Some Maine electricity prices fall

Tuesday, March 20, 2012

According to the Maine Public Utilities Commission, the price of electricity is falling for some customers. The Maine PUC recently set prices for standard offer electricity service for large commercial and industrial customers for next month. These prices - 3.2 cents/kWh for Central Maine Power customers and 3.1 cents/kWh for Bangor Hydro-Electric customers - are 10% lower than prices in March and 25% to 35% lower than prices one year ago.  Observers point to even lower wholesale power prices, driven largely by the availability of inexpensive natural gas.

In the late 1990s, Maine restructured its electricity market into two components: supply and delivery. Previously, Maine utilities operated both facilities for generating electricity (generation) and for delivering it to consumers (transmission and distribution).

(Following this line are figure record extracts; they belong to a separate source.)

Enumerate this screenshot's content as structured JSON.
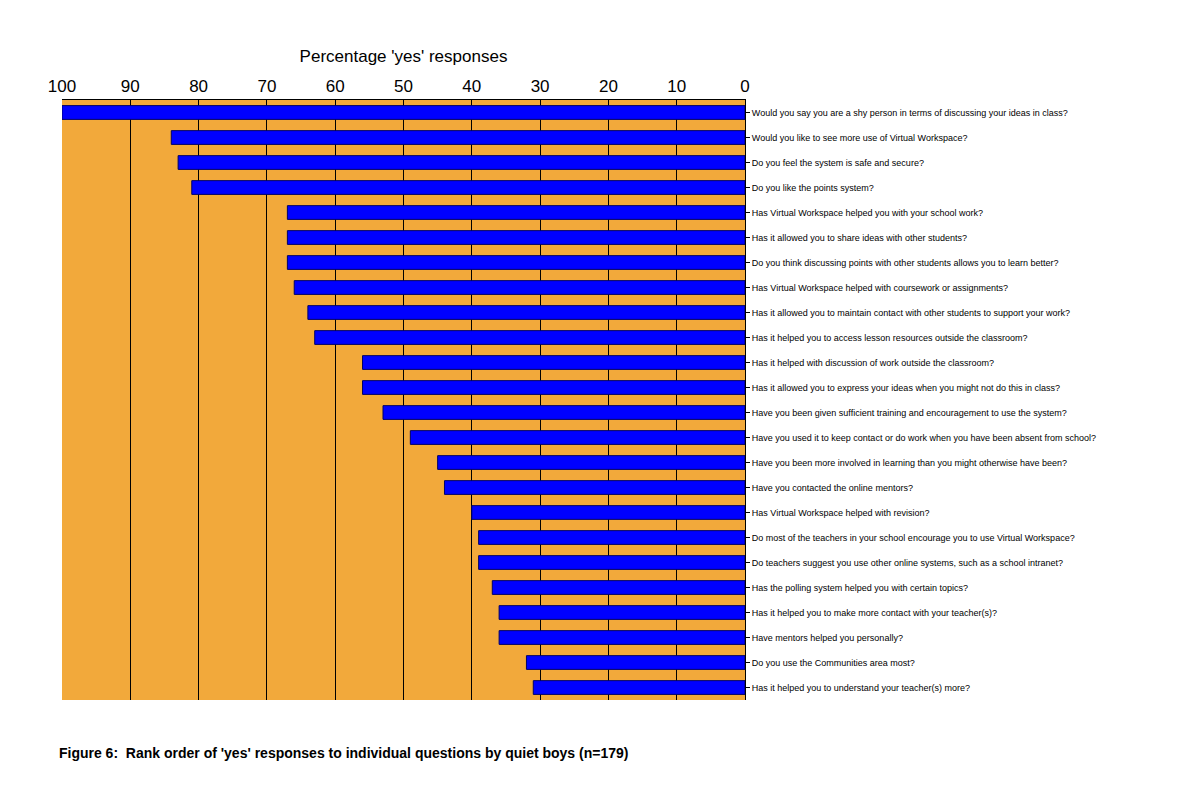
{
  "chart_data": {
    "type": "bar",
    "orientation": "horizontal",
    "title": "Figure 6:  Rank order of 'yes' responses to individual questions by quiet boys (n=179)",
    "x_label": "Percentage 'yes' responses",
    "categories": [
      "Would you say you are a shy person in terms of discussing your ideas in class?",
      "Would you like to see more use of Virtual Workspace?",
      "Do you feel the system is safe and secure?",
      "Do you like the points system?",
      "Has Virtual Workspace helped you with your school work?",
      "Has it allowed you to share ideas with other students?",
      "Do you think discussing points with other students allows you to learn better?",
      "Has Virtual Workspace helped with coursework or assignments?",
      "Has it allowed you to maintain contact with other students to support your work?",
      "Has it helped you to access lesson resources outside the classroom?",
      "Has it helped with discussion of work outside the classroom?",
      "Has it allowed you to express your ideas when you might not do this in class?",
      "Have you been given sufficient training and encouragement to use the system?",
      "Have you used it to keep contact or do work when you have been absent from school?",
      "Have you been more involved in learning than you might otherwise have been?",
      "Have you contacted the online mentors?",
      "Has Virtual Workspace helped with revision?",
      "Do most of the teachers in your school encourage you to use Virtual Workspace?",
      "Do teachers suggest you use other online systems, such as a school intranet?",
      "Has the polling system helped you with certain topics?",
      "Has it helped you to make more contact with your teacher(s)?",
      "Have mentors helped you personally?",
      "Do you use the Communities area most?",
      "Has it helped you to understand your teacher(s) more?"
    ],
    "values": [
      100,
      84,
      83,
      81,
      67,
      67,
      67,
      66,
      64,
      63,
      56,
      56,
      53,
      49,
      45,
      44,
      40,
      39,
      39,
      37,
      36,
      36,
      32,
      31
    ],
    "color": "#0000ff",
    "xlim": [
      100,
      0
    ],
    "xticks": [
      0,
      10,
      20,
      30,
      40,
      50,
      60,
      70,
      80,
      90,
      100
    ],
    "grid": true
  }
}
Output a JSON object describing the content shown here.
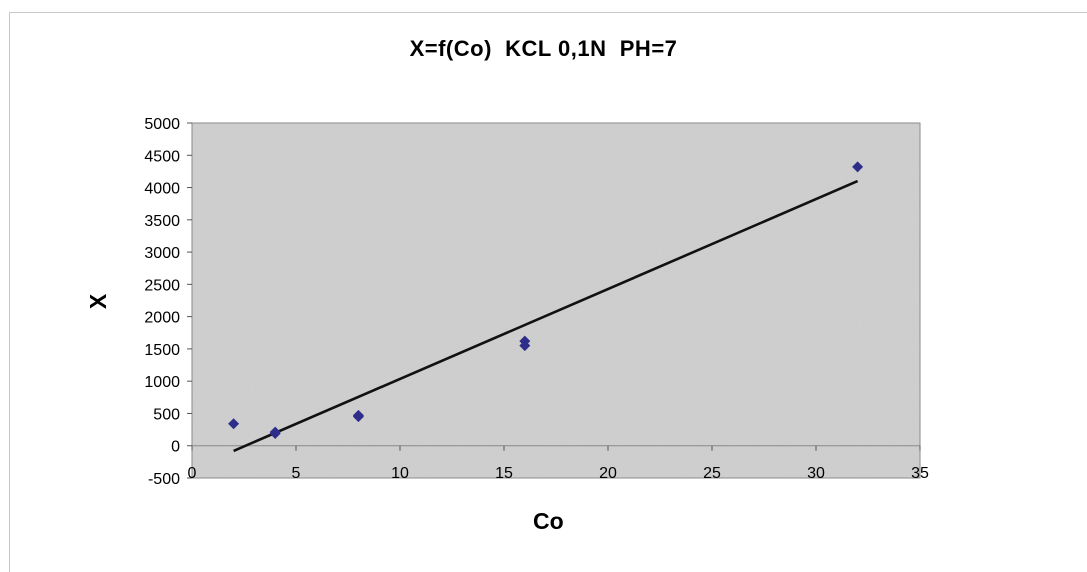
{
  "chart_data": {
    "type": "scatter",
    "title": "X=f(Co)  KCL 0,1N  PH=7",
    "xlabel": "Co",
    "ylabel": "X",
    "xlim": [
      0,
      35
    ],
    "ylim": [
      -500,
      5000
    ],
    "x_ticks": [
      0,
      5,
      10,
      15,
      20,
      25,
      30,
      35
    ],
    "y_ticks": [
      -500,
      0,
      500,
      1000,
      1500,
      2000,
      2500,
      3000,
      3500,
      4000,
      4500,
      5000
    ],
    "grid": false,
    "legend": "none",
    "series": [
      {
        "type": "scatter",
        "marker": "diamond",
        "color": "#2e2e8a",
        "x": [
          2,
          4,
          4,
          8,
          8,
          16,
          16,
          32
        ],
        "y": [
          340,
          190,
          210,
          450,
          470,
          1550,
          1620,
          4320
        ]
      },
      {
        "type": "line",
        "color": "#111111",
        "x": [
          2,
          32
        ],
        "y": [
          -80,
          4100
        ]
      }
    ],
    "plot_background": "#cfcfcf"
  }
}
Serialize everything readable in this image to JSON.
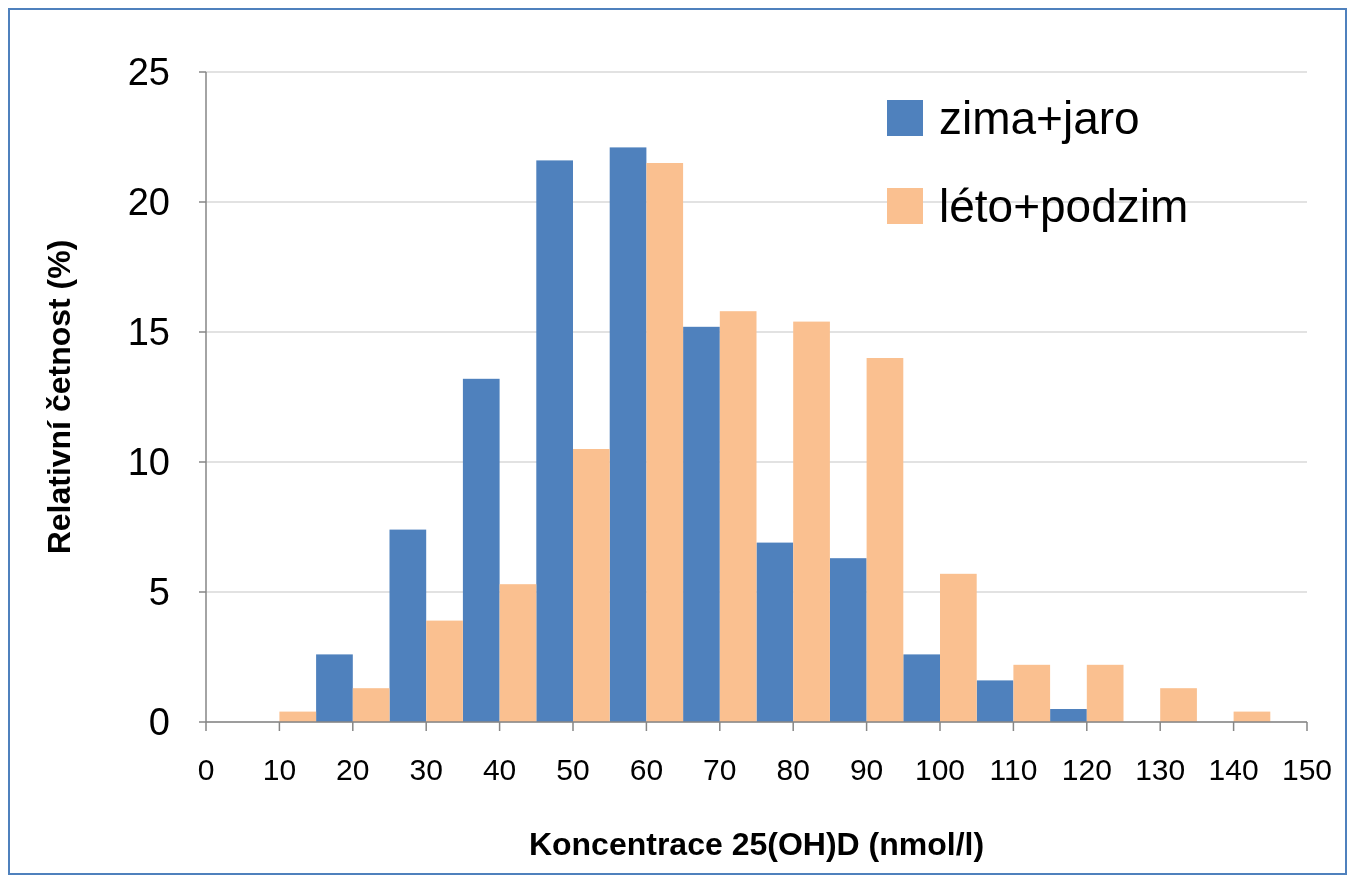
{
  "chart_data": {
    "type": "bar",
    "xlabel": "Koncentrace 25(OH)D (nmol/l)",
    "ylabel": "Relativní četnost (%)",
    "xlim": [
      0,
      150
    ],
    "xticks": [
      0,
      10,
      20,
      30,
      40,
      50,
      60,
      70,
      80,
      90,
      100,
      110,
      120,
      130,
      140,
      150
    ],
    "ylim": [
      0,
      25
    ],
    "yticks": [
      0,
      5,
      10,
      15,
      20,
      25
    ],
    "grid": "y",
    "legend": "top right",
    "series": [
      {
        "name": "zima+jaro",
        "color": "#4f81bd",
        "x": [
          17.5,
          27.5,
          37.5,
          47.5,
          57.5,
          67.5,
          77.5,
          87.5,
          97.5,
          107.5,
          117.5
        ],
        "values": [
          2.6,
          7.4,
          13.2,
          21.6,
          22.1,
          15.2,
          6.9,
          6.3,
          2.6,
          1.6,
          0.5
        ]
      },
      {
        "name": "léto+podzim",
        "color": "#fac090",
        "x": [
          12.5,
          22.5,
          32.5,
          42.5,
          52.5,
          62.5,
          72.5,
          82.5,
          92.5,
          102.5,
          112.5,
          122.5,
          132.5,
          142.5
        ],
        "values": [
          0.4,
          1.3,
          3.9,
          5.3,
          10.5,
          21.5,
          15.8,
          15.4,
          14.0,
          5.7,
          2.2,
          2.2,
          1.3,
          0.4
        ]
      }
    ]
  }
}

Today, thanks to the deregulation of generation and restructuring of the market, these functions are separate. In today's Maine marketplace, energy supply refers to buying the electricity itself from a competitive wholesale market, while delivery is the service provided by transmission and distribution utilities in delivering the energy to consumers.

Maine consumers are free to select a competitive electricity provider for their energy supply. As an alternative, customers can choose not to choose, instead automatically participating in a utility-wide pool of "default service" or "standard offer" electricity purchases. 

Maine recently revised the structure of standard offer service for large commercial and industrial customers.  Standard offer customers in these classes now pay a 2-part price for their energy supply: an energy charge indexed to wholesale power market prices, plus a capacity charge based on each customer’s peak usage.  On top of these standard offer charges, customers also pay their local utility to deliver the power.

Many larger consumers have found that they are able to procure electricity at a lower cost than the standard offer, either through a competitive supplier or by participating in the wholesale market directly. For others, the standard offer provides some certainty and medium-term price stability for energy purchases, although standard offer prices change monthly and can be more volatile than some competitive alternatives.